他存心要瓦解她,掠夺她,几次侥幸逃过他霸道的吻,还来不及庆幸,下一秒他就用更缠绵的方式折磨她。
分不清楚是因为酒精,还是因为他,她觉得自己几乎无法呼吸,浑身欲振乏力。
无法想象,他脸上表情是那么的冷静沉着,却用如此邪恶的方式抚摸她、亲吻她,害她整个人宛若飘浮在无重力空间,不住的天旋地转,触不到地的感觉,充满了不安。
低头,黑眸静定的凝视身下浑身染着情潮的她——
雪白的肌肤在他的亲吻下,染上艳泽,模样这么可口、这么诱人,教他怎么舍得放弃自己的权利?

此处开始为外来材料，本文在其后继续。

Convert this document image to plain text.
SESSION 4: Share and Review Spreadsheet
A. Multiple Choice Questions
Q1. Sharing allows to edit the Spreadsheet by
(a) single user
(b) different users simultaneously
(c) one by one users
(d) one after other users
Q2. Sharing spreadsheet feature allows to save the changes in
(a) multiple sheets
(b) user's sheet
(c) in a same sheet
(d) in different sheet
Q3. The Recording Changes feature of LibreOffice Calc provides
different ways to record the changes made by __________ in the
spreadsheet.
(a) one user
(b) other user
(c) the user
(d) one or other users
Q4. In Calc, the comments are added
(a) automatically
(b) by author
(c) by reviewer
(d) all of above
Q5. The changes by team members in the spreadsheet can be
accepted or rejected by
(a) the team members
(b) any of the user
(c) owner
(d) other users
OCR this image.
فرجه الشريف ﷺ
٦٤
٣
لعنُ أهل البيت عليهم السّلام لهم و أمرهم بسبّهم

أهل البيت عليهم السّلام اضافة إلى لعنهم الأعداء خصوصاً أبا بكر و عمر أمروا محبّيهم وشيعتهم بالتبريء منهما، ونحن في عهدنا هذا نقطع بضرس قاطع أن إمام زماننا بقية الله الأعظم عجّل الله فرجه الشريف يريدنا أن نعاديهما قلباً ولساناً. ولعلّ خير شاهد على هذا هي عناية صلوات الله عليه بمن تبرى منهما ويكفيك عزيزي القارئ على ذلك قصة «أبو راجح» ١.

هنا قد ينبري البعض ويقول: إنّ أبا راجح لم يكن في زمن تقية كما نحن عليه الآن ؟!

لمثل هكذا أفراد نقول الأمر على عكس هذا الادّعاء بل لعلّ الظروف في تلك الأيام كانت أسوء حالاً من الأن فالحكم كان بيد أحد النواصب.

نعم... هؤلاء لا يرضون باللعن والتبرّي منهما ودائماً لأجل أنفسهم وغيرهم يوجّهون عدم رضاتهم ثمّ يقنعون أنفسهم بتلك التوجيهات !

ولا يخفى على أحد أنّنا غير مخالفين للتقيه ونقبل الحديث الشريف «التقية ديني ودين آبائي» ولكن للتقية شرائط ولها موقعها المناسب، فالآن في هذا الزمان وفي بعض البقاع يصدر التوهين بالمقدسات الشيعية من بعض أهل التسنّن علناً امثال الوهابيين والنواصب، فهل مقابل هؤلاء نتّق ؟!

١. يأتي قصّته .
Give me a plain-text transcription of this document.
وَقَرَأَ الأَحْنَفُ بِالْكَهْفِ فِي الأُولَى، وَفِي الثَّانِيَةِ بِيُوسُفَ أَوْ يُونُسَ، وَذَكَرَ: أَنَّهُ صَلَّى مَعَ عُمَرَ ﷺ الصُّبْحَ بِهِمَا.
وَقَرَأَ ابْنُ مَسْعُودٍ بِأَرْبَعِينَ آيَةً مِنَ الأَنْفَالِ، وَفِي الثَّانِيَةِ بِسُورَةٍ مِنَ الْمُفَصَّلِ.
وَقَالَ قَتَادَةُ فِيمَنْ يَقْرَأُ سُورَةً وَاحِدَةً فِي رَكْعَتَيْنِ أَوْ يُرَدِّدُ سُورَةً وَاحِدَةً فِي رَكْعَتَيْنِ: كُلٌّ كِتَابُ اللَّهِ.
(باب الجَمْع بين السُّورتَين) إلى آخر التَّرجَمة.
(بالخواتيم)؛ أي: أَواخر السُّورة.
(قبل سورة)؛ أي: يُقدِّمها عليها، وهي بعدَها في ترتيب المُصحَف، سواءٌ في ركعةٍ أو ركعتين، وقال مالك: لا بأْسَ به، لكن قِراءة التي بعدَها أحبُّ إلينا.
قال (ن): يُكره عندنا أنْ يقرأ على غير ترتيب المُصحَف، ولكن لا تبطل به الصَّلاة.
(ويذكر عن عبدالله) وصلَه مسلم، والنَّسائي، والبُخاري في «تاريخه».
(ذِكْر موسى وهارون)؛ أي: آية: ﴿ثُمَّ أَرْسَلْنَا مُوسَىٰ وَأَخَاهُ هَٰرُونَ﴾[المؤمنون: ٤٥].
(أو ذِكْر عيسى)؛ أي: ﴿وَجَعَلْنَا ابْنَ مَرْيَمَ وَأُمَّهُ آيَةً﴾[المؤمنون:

他可是个野心勃勃的商人,平白将利益拱手让人的愚蠢事,他才不干。
一股前所未有的强烈欲望,清晰的敦促着他继续。
“给我。”嗓音压抑的说。
她睁着迷蒙的双眼,不解的望着他。
他要她给他什么?他都已经将她拆吃入腹了,他还要她给他什么?
“给我,好不好?”他又问,跟着在她身上施展更多魔法。
蓦然,属于他的热烫在她的敏感地带蹭动着,诱发她迷迷糊糊发出一阵娇吟,“啊……好。”给,都给,他要什么就拿走,只要他别再用这种方式折磨她。
满意的抹唇微笑。
当他试图将自己深深埋进她的身体里时,她难受的蹙起眉,“唔,走开!你在做什么?不要了……你出去……”
他弄疼她了。
好疼……
迷离的双眸看着身上的他,望着这张称不上熟悉的俊脸,对于他的从容自若,她感到怔愕且不可置信。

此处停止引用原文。